Le voyage dans le temps ne s’arrêtera pas là. Une grande variété de robots humanoïdes se mêleront aux visiteurs sur tout le site. Certains les accueilleront en s’adressant à eux comme s’ils étaient des amis de longue date, d’autres seront affectés au nettoyage ou à la sécurité, tandis que d’autres encore joueront les baby-sitters dans les haltes-garderies, sous le regard vigilant de Kiccoro et de Morizo, les mascottes de l’exposition. Deux bonshommes verts, dont le logo évoque, sur le mode humoristique, la nature et traduit l’ambition de cette exposition : allier les technologies les plus évoluées à la sauvegarde du patrimoine culturel. Le pavillon des Trésors du monde, où le public pourra admirer une partie du corps d’un mammouth gelé excavé en Sibérie, jouxte celui du Japon, où trône, prodige de la technologie moderne, un énorme écran sphérique à 360 degrés. Le premier au monde. Et, avec quelque sept mille animations et manifestations prévues pendant les cent quatre-vingt-cinq jours que durera l’exposition, les visiteurs n’ont pas fini d’en voir.

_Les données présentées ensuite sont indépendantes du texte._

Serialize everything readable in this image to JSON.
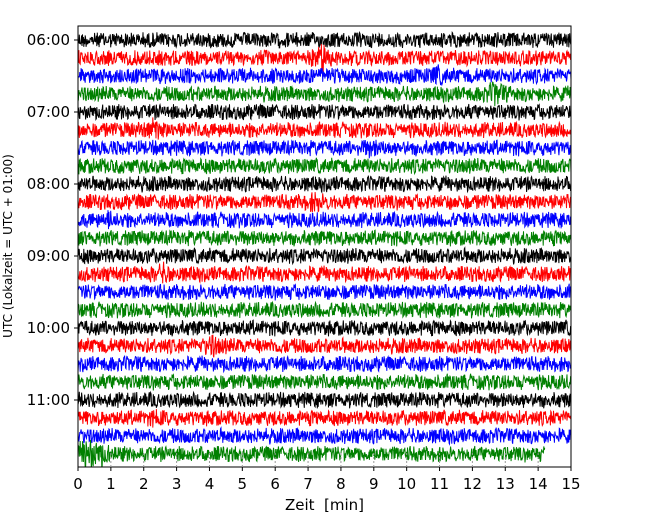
{
  "chart_data": {
    "type": "line",
    "subtype": "dayplot-seismogram",
    "title": "",
    "xlabel": "Zeit  [min]",
    "ylabel": "UTC (Lokalzeit = UTC + 01:00)",
    "xlim": [
      0,
      15
    ],
    "x_ticks": [
      "0",
      "1",
      "2",
      "3",
      "4",
      "5",
      "6",
      "7",
      "8",
      "9",
      "10",
      "11",
      "12",
      "13",
      "14",
      "15"
    ],
    "y_ticks": [
      "06:00",
      "07:00",
      "08:00",
      "09:00",
      "10:00",
      "11:00"
    ],
    "interval_minutes": 15,
    "color_cycle": [
      "#000000",
      "#ff0000",
      "#0000ff",
      "#008000"
    ],
    "traces": [
      {
        "start": "06:00",
        "end_min": 15
      },
      {
        "start": "06:15",
        "end_min": 15
      },
      {
        "start": "06:30",
        "end_min": 15
      },
      {
        "start": "06:45",
        "end_min": 15
      },
      {
        "start": "07:00",
        "end_min": 15
      },
      {
        "start": "07:15",
        "end_min": 15
      },
      {
        "start": "07:30",
        "end_min": 15
      },
      {
        "start": "07:45",
        "end_min": 15
      },
      {
        "start": "08:00",
        "end_min": 15
      },
      {
        "start": "08:15",
        "end_min": 15
      },
      {
        "start": "08:30",
        "end_min": 15
      },
      {
        "start": "08:45",
        "end_min": 15
      },
      {
        "start": "09:00",
        "end_min": 15
      },
      {
        "start": "09:15",
        "end_min": 15
      },
      {
        "start": "09:30",
        "end_min": 15
      },
      {
        "start": "09:45",
        "end_min": 15
      },
      {
        "start": "10:00",
        "end_min": 15
      },
      {
        "start": "10:15",
        "end_min": 15
      },
      {
        "start": "10:30",
        "end_min": 15
      },
      {
        "start": "10:45",
        "end_min": 15
      },
      {
        "start": "11:00",
        "end_min": 15
      },
      {
        "start": "11:15",
        "end_min": 15
      },
      {
        "start": "11:30",
        "end_min": 15
      },
      {
        "start": "11:45",
        "end_min": 14.2
      }
    ],
    "events": [
      {
        "trace": "06:15",
        "min": 7.4,
        "amp": 2.2
      },
      {
        "trace": "06:30",
        "min": 10.9,
        "amp": 1.6
      },
      {
        "trace": "06:45",
        "min": 12.7,
        "amp": 2.0
      },
      {
        "trace": "07:15",
        "min": 2.3,
        "amp": 1.8
      },
      {
        "trace": "07:30",
        "min": 8.9,
        "amp": 1.5
      },
      {
        "trace": "08:15",
        "min": 7.2,
        "amp": 1.6
      },
      {
        "trace": "08:30",
        "min": 1.0,
        "amp": 1.5
      },
      {
        "trace": "09:15",
        "min": 2.6,
        "amp": 1.6
      },
      {
        "trace": "10:15",
        "min": 4.1,
        "amp": 1.8
      },
      {
        "trace": "11:15",
        "min": 2.4,
        "amp": 1.3
      },
      {
        "trace": "11:45",
        "min": 0.3,
        "amp": 3.2
      },
      {
        "trace": "11:45",
        "min": 0.7,
        "amp": 1.8
      }
    ]
  }
}
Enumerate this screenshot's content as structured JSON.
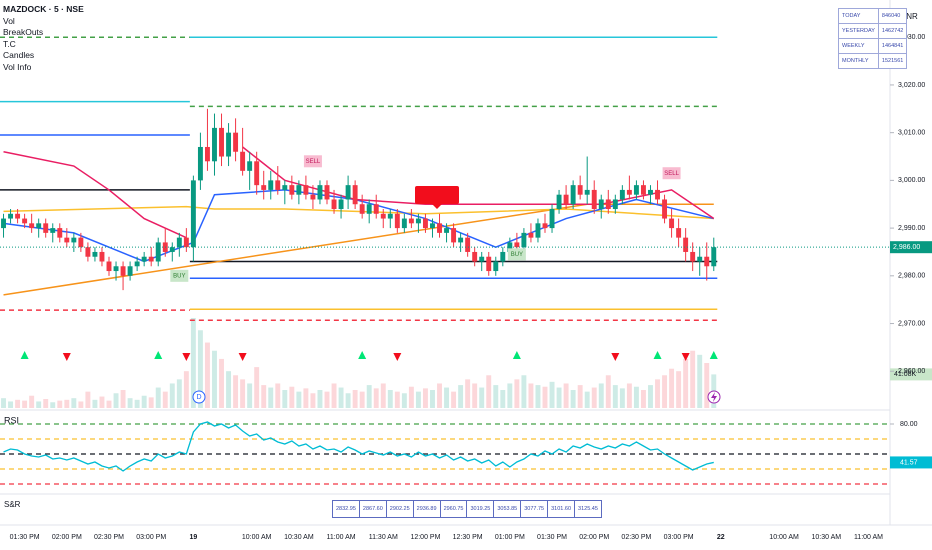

Alors, Aichi 2005, l’exposition de tous les défis ? Le Japon a en tout cas vu les choses en grand. Outre la construction du nouvel aéroport ultramoderne construit sur une île artificielle à proximité d’Aichi, le pays a déboursé 135 milliards de yens (1 milliard d’euros) pour organiser cette fête. L’État, la ville d’Aichi et des entreprises privées ont fourni l’essentiel des finances. Un investissement que l’archipel compte rentabiliser par la vente des tickets d’entrée (35 euros environ) et les jeux qui seront organisés, comme les courses de chevaux et les épreuves cyclistes. À un mois de l’ouverture, les travaux du site ont beaucoup avancé et les organisateurs sont certains de finir dans les temps, comme le certifie Kawamoto Masaaki, le directeur de la communication de l’Expo 2005 : « Comme d’habitude, le Japon tiendra ses délais. Tout sera donc fini pour l’ouverture. S’il y a des retards, ceux-ci ne dépendront pas de nous, mais des pays chargés de décorer eux-mêmes leurs pavillons. » L’échec, comble du déshonneur nippon, est tout simplement inenvisageable pour ces descendants de samouraïs. Pas question de répéter le « bide » de l’Exposition universelle de Hanovre en 2000, qui s’était achevée sur un fiasco financier, avec un déficit de 1,23 milliard d’euros. Alors que Séville avait accueilli 41,3 millions de visiteurs, Hanovre n’en avait reçu que 18 millions, sur les 40 millions espérés. Le Japon, lui, attend 15 millions de visiteurs, dont 1,5 million en provenance de l’étranger. Pour parer à tout échec, le pays a établi un système de vente préalable de tickets : « Nous avons tablé sur le fait que si nous arrivons à vendre la moitié des billets avant l’ouverture, le reste s’écoulera forcément », affirme Kawamoto Masaaki. Bien joué : à quelques semaines de l’ouverture officielle, 8 millions de tickets se sont déjà vendus.